When I say “Dungeon Master” I am not referring to any sort of S&M dominance play thing–although I'm not going to discount the representative from New York’s potential in that arena; for all I know he might be great at the job. He’s certainly got the abs for it. No; instead, I am referring to a far more deviant and misunderstood subculture: people who organize and play Dungeons & Dragons (and sundry other role-playing games).
As we have all been made painfully aware, Anthony Wiener is good at sexting. And at its core, sexting (and its related hobbies--phone sex, etc.) is pretty much the same activity as table-top role playing.
Allow me to unpack that a little. Consider for a moment the games of football* and basketball. These sports are very different on the surface, but the action of the participants is basically the same: people on a team work together to move a ball across the length of the play space, scoring points as they do so. The other team tries to stop this action or take the ball away from them. In the same way, RPGs and sexting are very similar: Participants improvise a story, are responsible for describing their character’s actions, and have some authority over the setting details and other participants' characters.

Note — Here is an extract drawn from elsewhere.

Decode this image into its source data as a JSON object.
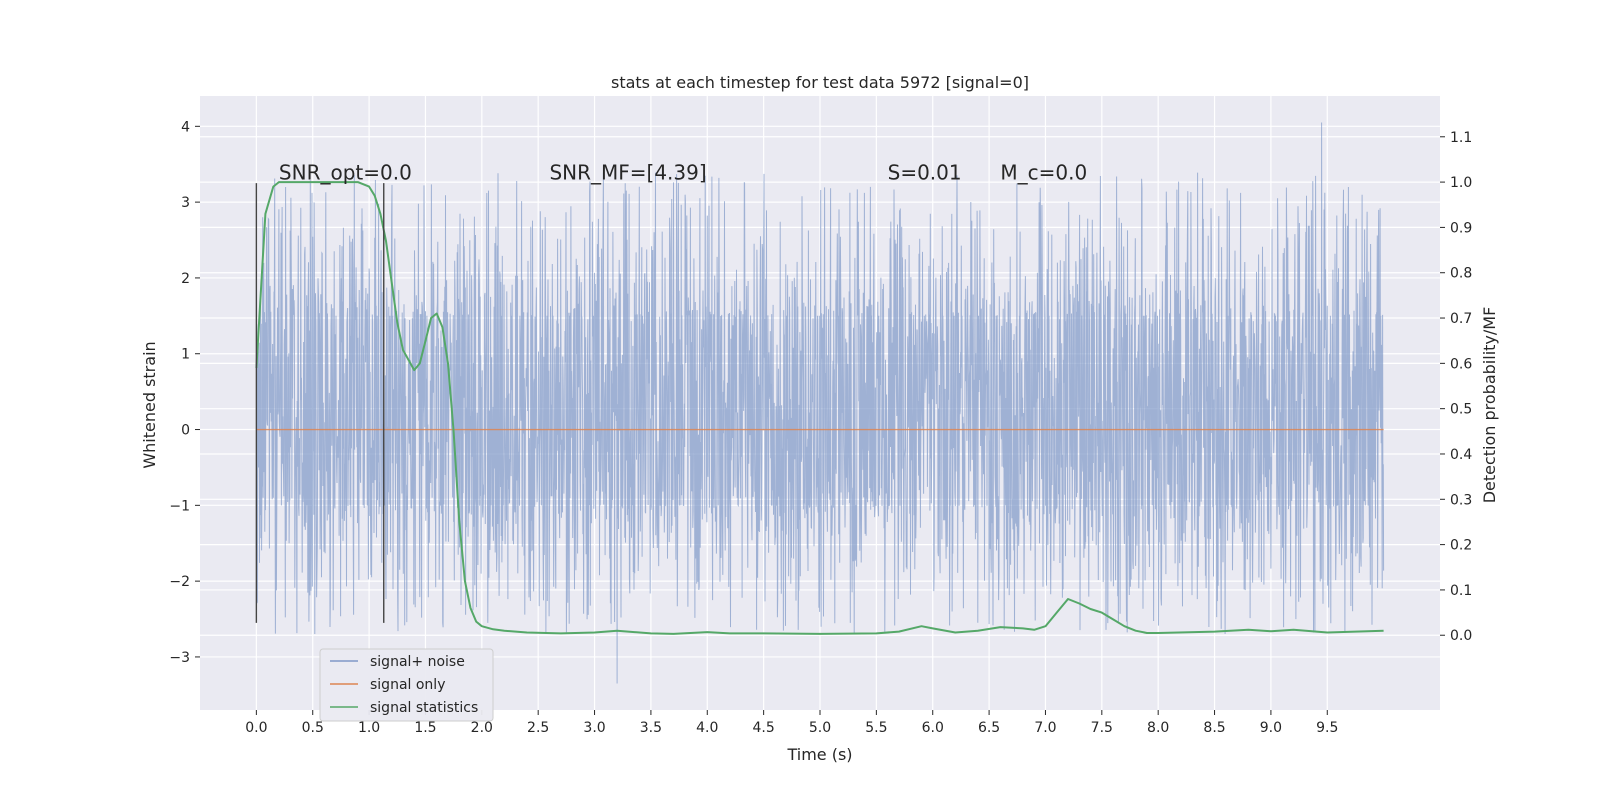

The difference is principally that sexting is about, well, sex, and D&D is about adventure and magic and orcs (and stuff like that).**
A secondary argument could be made that both of these activities have been lauded by their adherents as a bold future of human interaction, as amazing new ways of enabling people to become closer with each other. At the same time, both RPGs and sexting have been condemned by non-participants as everything from immoral to just plain weird.
I’m not going to make a call on the validity or importance of either D&D or sexting. Both are activities that are just fine for consenting adults to participate in once safely out of sight of minors and puritans. That’s not really the point of this post.
The point is that these two seemingly disparate things are actually both just acts of storytelling--one of the most basic elements of human communication, one that we are all naturally drawn to. Despite differences in how we approach it, it is something we all seek to participate in.
*When I say football I mean the American sport with the not-round ball. That is, I explicitly do NOT mean soccer.